On Sun, 2009-11-15 at 14:43 +0200, Heikki Linnakangas wrote:
> This isn't absolutely necessary for the first version, but it's
> something to keep in mind...
Do I take that as agreement to the phased plan?
> In general, I'd like to remove as many as possible of those cases
> where the standby starts up, and can't open up for connections. It
> makes the standby a lot less useful if you can't rely on it being
> open. So I'd like to make it so that the standby can *always* open up.

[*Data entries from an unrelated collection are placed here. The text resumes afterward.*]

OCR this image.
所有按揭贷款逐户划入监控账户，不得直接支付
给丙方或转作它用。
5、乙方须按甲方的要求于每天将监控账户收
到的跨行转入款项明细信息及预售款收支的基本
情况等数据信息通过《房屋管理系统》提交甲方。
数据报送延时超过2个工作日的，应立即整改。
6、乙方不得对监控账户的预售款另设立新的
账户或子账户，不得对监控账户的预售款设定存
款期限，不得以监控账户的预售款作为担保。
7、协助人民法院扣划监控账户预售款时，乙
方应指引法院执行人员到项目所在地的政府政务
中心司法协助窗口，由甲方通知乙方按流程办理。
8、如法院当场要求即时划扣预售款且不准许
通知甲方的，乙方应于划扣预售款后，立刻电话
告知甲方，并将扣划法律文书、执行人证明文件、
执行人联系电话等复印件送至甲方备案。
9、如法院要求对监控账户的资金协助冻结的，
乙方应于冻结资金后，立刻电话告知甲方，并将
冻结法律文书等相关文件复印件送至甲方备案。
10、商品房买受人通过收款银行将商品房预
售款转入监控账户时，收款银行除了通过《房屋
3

Yes, of course. The only reason for restrictions being acceptable is
that we have 99% of what we want, yet may lose everything if we play for
100% too quickly.
The standby will open quickly in many cases, as is. There are also a
range of other ways of doing this.
> There's currently three cases where that can happen:
>
> 1. If the subxid cache has overflown.
>
> 2. If there's no running-xacts record after the checkpoint record for
> some reason. For example, one was written but not archive yet, or
> because the master crashed before it was written.
>
> 3. If too many AccessExclusiveLocks was being held.
>
> Case 3 should be pretty easy to handle. Just need to WAL log all the
> AccessExclusiveLocks, perhaps as separate WAL records (we already have
> a
> new WAL record type for logging locks) if we're worried about the
> running-xacts record growing too large. I think we could handle case 2
> if we wrote the running-xacts record *before* the checkpoint record.
> Then it would be always between the REDO pointer of the checkpoint
> record, and the checkpoint record itself, so it would always be seen
> by
> the WAL recovery. To handle case 1, we could scan pg_subtrans. It
> would
> add some amount of code and would add some more work to taking the
> running-xacts snapshot, but it could be done.
"Some amount of code" requires some amount of thought, followed by some
amount of review which takes some amount of time.
-- Simon Riggs www.2ndQuadrant.com